A Boost for the PR Industry's Image
This week I received an out-of-the blue email saying hello from a woman I'd not worked with in nearly a decade. Working with her was one of the things of which I'm most professionally proud...but it also was one of the hardest things I’ve ever done. Back then, she had a story to tell the world, and I and others at Stratacomm helped her tell it.
She'd been driving an SUV and slid off the shoulder of the road, flipping it. Her precious four year old son Anton slipped from the adult-sized seatbelt, was ejected from the car and died. She had done everything right in terms of buckling him up as required by law (her son was too big for a baby seat and booster seats were little known and not required), but it was not enough. At the time I worked with her, one of my sons was just about Anton’s age, and another was even younger. My role was to pitch the national and local media, prep her for the interviews and often to sit with her during the interviews to offer support. She trusted me and others here to do right by her and to leverage our PR skills to help her make a difference. She took this unspeakable tragedy and spoke about it to anyone who would listen.
Our client was Ford Motor company, who yes wanted good PR, but yes, also invested significantly in this lifesaving campaign (if it was only about image, they could have just as easily opted to invest those funds in a single Super Bowl ad instead). So we used PR to engage influential media outlets to target target lawmakers, regulators and parents (as but one of many examples, our national kickoff event was carried live on CNN). As Ford's strategic communication partner, Stratacomm helped concept and launch “Boost America!” which gave away one million free booster seats via the United Way to lower income families, and to customers at dealerships. We worked with mega stars Will and Jada Pinkett Smith to do an educational video for schools and we led a series of localized press events with Governors at state houses coast-to-coast. Looking back, we unquestionably played a part in a larger effort to jump start a lasting behavior change in child passenger safety.

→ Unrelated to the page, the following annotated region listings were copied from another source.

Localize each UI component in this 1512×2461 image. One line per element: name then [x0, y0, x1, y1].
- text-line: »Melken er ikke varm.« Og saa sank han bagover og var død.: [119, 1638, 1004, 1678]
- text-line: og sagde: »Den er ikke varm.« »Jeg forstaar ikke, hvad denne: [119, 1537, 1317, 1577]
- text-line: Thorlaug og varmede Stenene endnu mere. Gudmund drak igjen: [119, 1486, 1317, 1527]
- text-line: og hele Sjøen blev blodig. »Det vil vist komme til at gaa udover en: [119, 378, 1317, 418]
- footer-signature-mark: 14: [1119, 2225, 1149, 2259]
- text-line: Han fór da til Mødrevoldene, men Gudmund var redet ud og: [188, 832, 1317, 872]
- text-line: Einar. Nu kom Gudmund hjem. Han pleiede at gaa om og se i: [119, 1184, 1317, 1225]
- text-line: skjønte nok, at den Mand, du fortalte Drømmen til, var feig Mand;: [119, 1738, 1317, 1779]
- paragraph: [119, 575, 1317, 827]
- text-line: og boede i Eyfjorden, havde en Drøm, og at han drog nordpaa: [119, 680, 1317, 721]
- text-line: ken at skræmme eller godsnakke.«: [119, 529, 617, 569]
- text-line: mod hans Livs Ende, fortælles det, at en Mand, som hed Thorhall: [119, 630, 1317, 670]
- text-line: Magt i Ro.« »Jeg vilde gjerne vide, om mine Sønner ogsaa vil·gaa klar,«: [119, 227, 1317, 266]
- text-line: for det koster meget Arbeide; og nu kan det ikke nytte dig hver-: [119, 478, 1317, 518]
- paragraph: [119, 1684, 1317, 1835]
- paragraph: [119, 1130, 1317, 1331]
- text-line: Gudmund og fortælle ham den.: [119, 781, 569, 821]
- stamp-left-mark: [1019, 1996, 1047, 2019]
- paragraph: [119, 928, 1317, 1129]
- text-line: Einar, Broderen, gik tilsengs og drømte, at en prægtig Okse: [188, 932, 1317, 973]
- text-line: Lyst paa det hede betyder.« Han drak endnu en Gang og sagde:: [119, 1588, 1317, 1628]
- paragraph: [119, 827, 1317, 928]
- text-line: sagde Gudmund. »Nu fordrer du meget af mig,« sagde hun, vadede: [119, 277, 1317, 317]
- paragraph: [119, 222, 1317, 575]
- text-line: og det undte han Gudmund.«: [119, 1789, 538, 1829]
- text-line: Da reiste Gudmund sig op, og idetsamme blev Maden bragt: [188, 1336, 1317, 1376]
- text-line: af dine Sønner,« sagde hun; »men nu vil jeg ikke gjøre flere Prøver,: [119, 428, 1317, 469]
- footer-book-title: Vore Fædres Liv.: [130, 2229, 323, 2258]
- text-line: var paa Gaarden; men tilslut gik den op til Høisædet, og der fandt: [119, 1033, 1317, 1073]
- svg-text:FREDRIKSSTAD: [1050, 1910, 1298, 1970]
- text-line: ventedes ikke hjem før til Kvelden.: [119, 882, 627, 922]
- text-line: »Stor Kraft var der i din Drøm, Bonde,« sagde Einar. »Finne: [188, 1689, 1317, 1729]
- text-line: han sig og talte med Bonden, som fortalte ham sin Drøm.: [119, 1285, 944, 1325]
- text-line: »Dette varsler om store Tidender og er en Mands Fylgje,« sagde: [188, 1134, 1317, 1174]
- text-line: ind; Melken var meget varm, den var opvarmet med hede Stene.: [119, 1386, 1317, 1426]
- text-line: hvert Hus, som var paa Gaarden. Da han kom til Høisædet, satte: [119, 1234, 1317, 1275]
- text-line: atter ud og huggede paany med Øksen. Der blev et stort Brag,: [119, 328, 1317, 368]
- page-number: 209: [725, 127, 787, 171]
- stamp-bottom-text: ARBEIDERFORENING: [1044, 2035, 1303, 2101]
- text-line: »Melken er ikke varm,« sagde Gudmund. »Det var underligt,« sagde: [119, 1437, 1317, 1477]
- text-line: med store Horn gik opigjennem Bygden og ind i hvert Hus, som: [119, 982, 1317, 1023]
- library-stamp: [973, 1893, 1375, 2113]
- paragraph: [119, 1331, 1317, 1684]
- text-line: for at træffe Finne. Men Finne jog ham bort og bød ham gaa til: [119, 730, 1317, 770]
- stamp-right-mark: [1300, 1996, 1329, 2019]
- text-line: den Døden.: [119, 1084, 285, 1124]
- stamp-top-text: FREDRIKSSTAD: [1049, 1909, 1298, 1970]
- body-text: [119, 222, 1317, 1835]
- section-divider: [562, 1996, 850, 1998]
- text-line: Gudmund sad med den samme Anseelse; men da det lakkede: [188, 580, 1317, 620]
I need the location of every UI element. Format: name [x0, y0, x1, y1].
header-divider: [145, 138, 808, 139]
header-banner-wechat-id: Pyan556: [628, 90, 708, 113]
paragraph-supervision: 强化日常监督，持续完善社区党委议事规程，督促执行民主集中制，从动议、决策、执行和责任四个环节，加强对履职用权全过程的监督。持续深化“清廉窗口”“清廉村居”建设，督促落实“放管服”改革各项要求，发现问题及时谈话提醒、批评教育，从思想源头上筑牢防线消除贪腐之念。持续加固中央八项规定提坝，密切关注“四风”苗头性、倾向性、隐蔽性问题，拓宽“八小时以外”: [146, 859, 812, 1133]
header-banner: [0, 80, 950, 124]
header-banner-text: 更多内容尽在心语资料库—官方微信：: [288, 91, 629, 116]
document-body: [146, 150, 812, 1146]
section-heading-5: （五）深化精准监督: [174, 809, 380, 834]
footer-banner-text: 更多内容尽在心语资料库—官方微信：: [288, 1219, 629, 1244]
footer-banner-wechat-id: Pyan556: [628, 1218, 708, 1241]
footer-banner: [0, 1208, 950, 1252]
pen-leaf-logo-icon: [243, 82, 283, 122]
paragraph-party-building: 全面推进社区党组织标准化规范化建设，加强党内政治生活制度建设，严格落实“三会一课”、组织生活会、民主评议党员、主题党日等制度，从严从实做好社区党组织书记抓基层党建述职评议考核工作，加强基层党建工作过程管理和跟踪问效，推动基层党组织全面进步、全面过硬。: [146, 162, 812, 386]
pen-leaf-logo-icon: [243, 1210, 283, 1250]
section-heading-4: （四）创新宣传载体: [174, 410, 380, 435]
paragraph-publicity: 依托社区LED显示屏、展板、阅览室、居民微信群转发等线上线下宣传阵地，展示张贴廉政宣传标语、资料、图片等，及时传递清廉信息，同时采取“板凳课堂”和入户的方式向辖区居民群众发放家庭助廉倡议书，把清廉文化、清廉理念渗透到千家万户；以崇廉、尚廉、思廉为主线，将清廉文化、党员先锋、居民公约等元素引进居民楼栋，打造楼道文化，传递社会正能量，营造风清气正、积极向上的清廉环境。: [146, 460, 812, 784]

Flash forward to today. While most of our client work may not be so personal and emotional, every day we still use PR to make a positive difference in the lives of our clients, their employees and the public. Stratacomm educates people about the deadly dangers of jaywalking, drunk driving and texting and driving – and publicity we generate helps change behavior and – in some cases – change laws. We've helped promote mine resistant vehicles to protect our fighting men and women in Iraq and Afghanistan. And we promote more mundane, but important qualify of life issues like alerting motorists to avoid the Beltway for a few hours as our client shut down this key East Coast interchange as part of a bridge construction project. We help promote the virtues of high speed rail, solar technology and hybrid vehicles to hopefully accelerate wider adoption for each. We’ve helped one well known university deal with a major crisis and helped another bolster its alumni association ranks to raise money that goes to building a better institution for future generations of students. Yes, much of our work simply helps a company or an industry sell more product. But that entrepreneurship in ingrained in America’s DNA. So our PR efforts to help an automaker sell cars, the aluminum industry sell more metal and cellular phone companies reach more customers all help drive the economy, maintain or create jobs and generally improve the quality of life in America
And yet, the PR industry often takes a PR hit of its own, with bad publicity and with the term “PR” seen by some as pejorative. Yet for every bad example (as all industries face), there are countless more good examples that more accurately reflect the majority of PR work that most of us love to do while adhering to the highest of ethical standards. At its core, PR is how we tell the stories of individual clients. They are important stories – some more than others perhaps – but they do make a difference.
For the millions of children who now ride in booster seats – in part – they and their parents owe a debt of gratitude to one mom who simply went out and told her story. She was backed by a big company and their PR team who came together to help her tell her story to the world.
If you wonder how PR can help one individual make a difference in the real world, 49 of 50 states now require age-appropriate booster seats. Moreover, federal booster seat legislation, aptly named “Anton’s law” was signed into law by the President of the United States in 2002. PR indeed made the difference.